Dabei setzen die Behörden auf ein breites Bündnis: Neben der Kantonspolizei Zürich beteiligen sich derzeit das Bundesamt für Zoll und Grenzsicherheit, die Kantonspolizei St. Gallen, Neuenburg, Aargau, Schwyz, Waadtland sowie die Kantonspolizei Bern an dieser schlagkräftigen Taskforce. Für Garagistinnen und Garagisten sowie Autohäuser in unserem Land bleibt Wachsamkeit deswegen das oberste Gebot.

 

So schützen Sie Ihre Autos vor Langfingern

  • Fahrzeuge sichern: Parkieren Sie exklusive Fahrzeuge in alarmgesicherten Räumen.

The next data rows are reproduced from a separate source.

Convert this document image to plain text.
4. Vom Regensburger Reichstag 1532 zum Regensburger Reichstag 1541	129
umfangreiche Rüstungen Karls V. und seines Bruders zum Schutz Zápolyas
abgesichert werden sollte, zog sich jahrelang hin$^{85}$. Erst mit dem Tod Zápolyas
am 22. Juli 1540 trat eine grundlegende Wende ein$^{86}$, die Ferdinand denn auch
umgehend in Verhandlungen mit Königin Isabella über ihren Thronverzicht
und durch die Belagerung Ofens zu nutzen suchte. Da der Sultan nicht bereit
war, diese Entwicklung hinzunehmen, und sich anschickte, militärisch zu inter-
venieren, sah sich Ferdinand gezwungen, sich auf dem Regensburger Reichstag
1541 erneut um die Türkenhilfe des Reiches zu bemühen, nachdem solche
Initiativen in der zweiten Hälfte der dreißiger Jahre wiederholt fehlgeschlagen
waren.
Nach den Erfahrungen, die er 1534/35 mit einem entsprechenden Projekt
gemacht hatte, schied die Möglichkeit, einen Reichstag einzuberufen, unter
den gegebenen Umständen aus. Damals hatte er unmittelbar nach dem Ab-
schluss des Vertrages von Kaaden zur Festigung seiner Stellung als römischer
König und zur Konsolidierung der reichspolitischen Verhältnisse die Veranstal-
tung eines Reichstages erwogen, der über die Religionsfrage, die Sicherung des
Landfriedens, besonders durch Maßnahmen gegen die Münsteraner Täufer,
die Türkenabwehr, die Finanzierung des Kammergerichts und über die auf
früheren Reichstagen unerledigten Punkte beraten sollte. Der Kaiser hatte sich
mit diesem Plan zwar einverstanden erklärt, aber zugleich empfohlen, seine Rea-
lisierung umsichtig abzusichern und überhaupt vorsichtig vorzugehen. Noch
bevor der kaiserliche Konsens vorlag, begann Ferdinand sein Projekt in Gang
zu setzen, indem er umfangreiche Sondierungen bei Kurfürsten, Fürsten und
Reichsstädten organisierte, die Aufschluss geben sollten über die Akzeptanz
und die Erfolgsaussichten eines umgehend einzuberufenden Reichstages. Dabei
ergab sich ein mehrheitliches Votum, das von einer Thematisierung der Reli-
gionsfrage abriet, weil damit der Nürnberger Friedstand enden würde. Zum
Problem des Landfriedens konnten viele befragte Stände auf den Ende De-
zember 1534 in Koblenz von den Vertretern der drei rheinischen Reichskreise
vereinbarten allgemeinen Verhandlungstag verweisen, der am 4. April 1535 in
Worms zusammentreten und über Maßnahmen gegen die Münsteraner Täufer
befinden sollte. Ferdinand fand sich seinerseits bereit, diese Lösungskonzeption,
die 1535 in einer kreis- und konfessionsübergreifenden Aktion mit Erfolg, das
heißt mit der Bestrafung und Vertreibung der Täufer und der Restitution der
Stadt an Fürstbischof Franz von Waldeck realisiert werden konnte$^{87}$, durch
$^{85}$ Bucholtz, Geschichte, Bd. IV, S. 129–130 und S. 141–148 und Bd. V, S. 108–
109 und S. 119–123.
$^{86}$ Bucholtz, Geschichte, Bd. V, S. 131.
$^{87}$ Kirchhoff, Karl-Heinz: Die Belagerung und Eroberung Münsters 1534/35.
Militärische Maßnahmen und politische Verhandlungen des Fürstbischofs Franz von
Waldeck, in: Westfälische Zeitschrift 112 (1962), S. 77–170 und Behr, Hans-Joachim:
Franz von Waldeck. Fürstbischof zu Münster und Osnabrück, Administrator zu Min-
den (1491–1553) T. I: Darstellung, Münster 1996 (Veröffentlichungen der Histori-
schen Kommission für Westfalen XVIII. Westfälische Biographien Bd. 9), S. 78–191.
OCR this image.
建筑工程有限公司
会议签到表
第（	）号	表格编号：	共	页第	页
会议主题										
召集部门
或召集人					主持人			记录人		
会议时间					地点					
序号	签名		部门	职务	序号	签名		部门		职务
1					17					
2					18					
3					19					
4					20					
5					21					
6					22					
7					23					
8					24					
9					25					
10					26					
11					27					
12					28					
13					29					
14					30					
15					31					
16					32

Stellen Sie diese so ab, dass sie nicht direkt entwendet werden können. Beschränken Sie die Fahrzeugbetankung auf das Nötigste. 
  • Schlüssel sicher aufbewahren: Bewahren Sie Fahrzeugschlüssel in einem alarmgesicherten Tresor an einem separaten und sicheren Ort auf. 
  • Sicherheitskonzept prüfen: Überprüfen Sie Ihr Sicherheitskonzept in Bezug auf die baulichen, elektrotechnischen und organisatorischen Sicherheitsmassnahmen. Stellen Sie sicher, dass Ihr Alarmierungsprozess funktioniert. Bei Bedarf beraten Sie Spezialisten Ihrer Polizei. 
  • Verdächtiges melden: Melden Sie verdächtige Beobachtungen in oder um Ihren Garagenbetrieb sofort der Polizei via Notrufnummer 112 oder 117.